Back in the rundown, third-floor office of a nonprofit called Women’s Aid Inc., Caroline, the 15-year-old, was wearing a green knee-length dress dotted with small black flowers. It was loose enough to disguise her protruding belly.
“My Pa [father] said I should keep it,” she said referring to the baby she was carrying, a product of the rape. “I can’t feel fine.”
Over a year before, she had moved in with her community’s pastor and his family. Her own family was poor, so when the pastor suggested she move in with them to take care of their babies, her parents agreed. The pastor and his wife would send Caroline to school and feed her, in exchange for babysitting.
Caroline used to console the babies every night before going to sleep on the ground, besides their bed. One night after the children had gone to sleep, the pastor came in the room, she said, turned the light off and undressed her, telling her to keep her mouth shut.
For the following three months he raped her every night.
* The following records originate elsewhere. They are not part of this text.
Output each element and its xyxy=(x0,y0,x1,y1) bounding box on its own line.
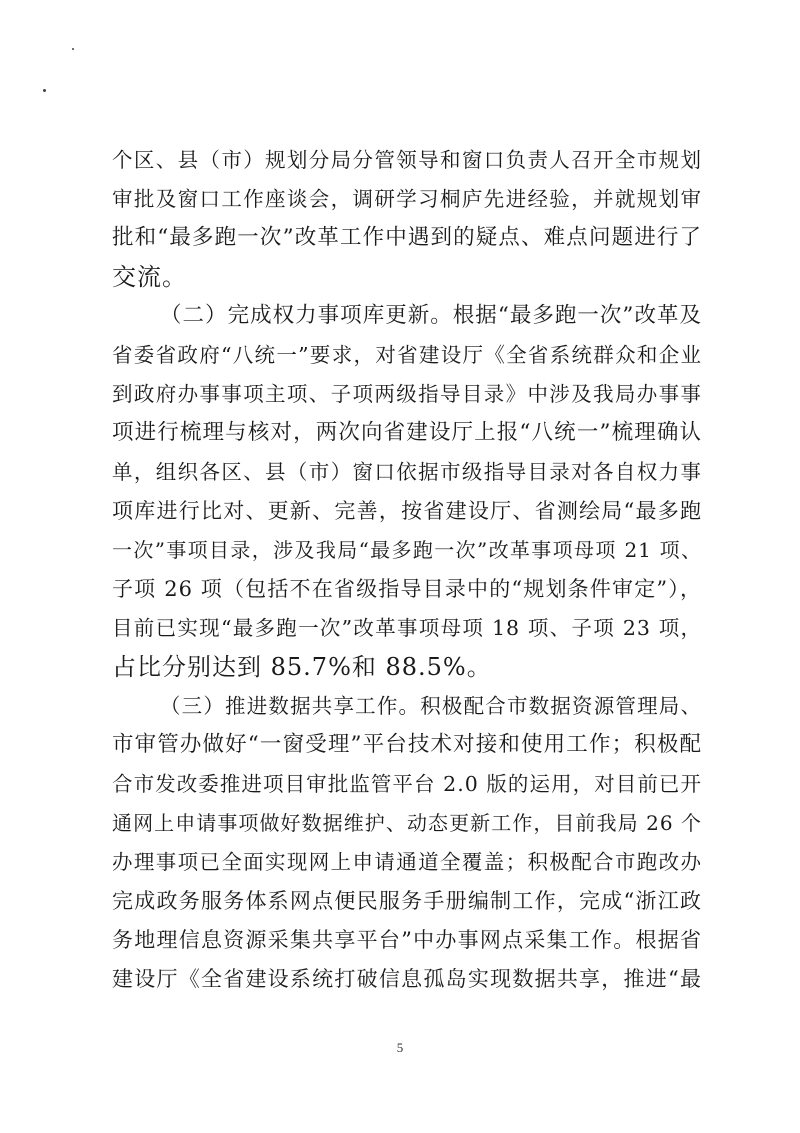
scan-speck xyxy=(43,89,46,92)
scan-speck xyxy=(72,48,74,50)
page-number: 5 xyxy=(396,1040,404,1055)
text-line: 占比分别达到 85.7%和 88.5%。 xyxy=(112,653,492,681)
text-line: 合市发改委推进项目审批监管平台 2.0 版的运用，对目前已开 xyxy=(112,772,702,796)
text-line: 一次”事项目录，涉及我局“最多跑一次”改革事项母项 21 项、 xyxy=(112,538,702,562)
text-line: 完成政务服务体系网点便民服务手册编制工作，完成“浙江政 xyxy=(112,889,702,913)
text-line: 办理事项已全面实现网上申请通道全覆盖；积极配合市跑改办 xyxy=(112,850,702,874)
text-line: 省委省政府“八统一”要求，对省建设厅《全省系统群众和企业 xyxy=(112,343,702,367)
text-line: 单，组织各区、县（市）窗口依据市级指导目录对各自权力事 xyxy=(112,460,702,484)
text-line: 审批及窗口工作座谈会，调研学习桐庐先进经验，并就规划审 xyxy=(112,187,702,211)
text-line: 个区、县（市）规划分局分管领导和窗口负责人召开全市规划 xyxy=(112,148,702,172)
text-line: 批和“最多跑一次”改革工作中遇到的疑点、难点问题进行了 xyxy=(112,225,702,250)
text-line: 到政府办事事项主项、子项两级指导目录》中涉及我局办事事 xyxy=(112,382,702,406)
text-line: 市审管办做好“一窗受理”平台技术对接和使用工作；积极配 xyxy=(112,732,702,757)
paragraph-heading-line: （二）完成权力事项库更新。根据“最多跑一次”改革及 xyxy=(160,303,702,328)
text-line: 交流。 xyxy=(112,263,187,291)
text-line: 目前已实现“最多跑一次”改革事项母项 18 项、子项 23 项， xyxy=(112,616,702,640)
text-line: 子项 26 项（包括不在省级指导目录中的“规划条件审定”）， xyxy=(112,577,702,601)
text-line: 项进行梳理与核对，两次向省建设厅上报“八统一”梳理确认 xyxy=(112,420,702,445)
text-line: 通网上申请事项做好数据维护、动态更新工作，目前我局 26 个 xyxy=(112,811,702,835)
text-line: 务地理信息资源采集共享平台”中办事网点采集工作。根据省 xyxy=(112,928,702,952)
text-line: 项库进行比对、更新、完善，按省建设厅、省测绘局“最多跑 xyxy=(112,499,702,523)
text-line: 建设厅《全省建设系统打破信息孤岛实现数据共享，推进“最 xyxy=(112,967,702,991)
paragraph-heading-line: （三）推进数据共享工作。积极配合市数据资源管理局、 xyxy=(160,694,702,718)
Her eyes conveyed weariness more common in an adult. Distant and somber, her mind seemed to be traveling to a far away place.
In April last year, she gave birth to a baby girl in the shelter for rape victims where she was staying. Shortly after, she moved back in with her biological family because her father promised to help take care of the newborn. Her counselor at the safe home, a thin and sweet-mannered 27-year-old called Patience Peabody, said over the phone on a recent afternoon that her rapist was freed from prison and back preaching at his church. Right after that happened, Caroline moved to another neighborhood in Monrovia with her mother. Peabody said Caroline was finally attempting to feel fine.
In the fall of 2011, she did one of the things she missed the most when she was in the shelter: she went back to school.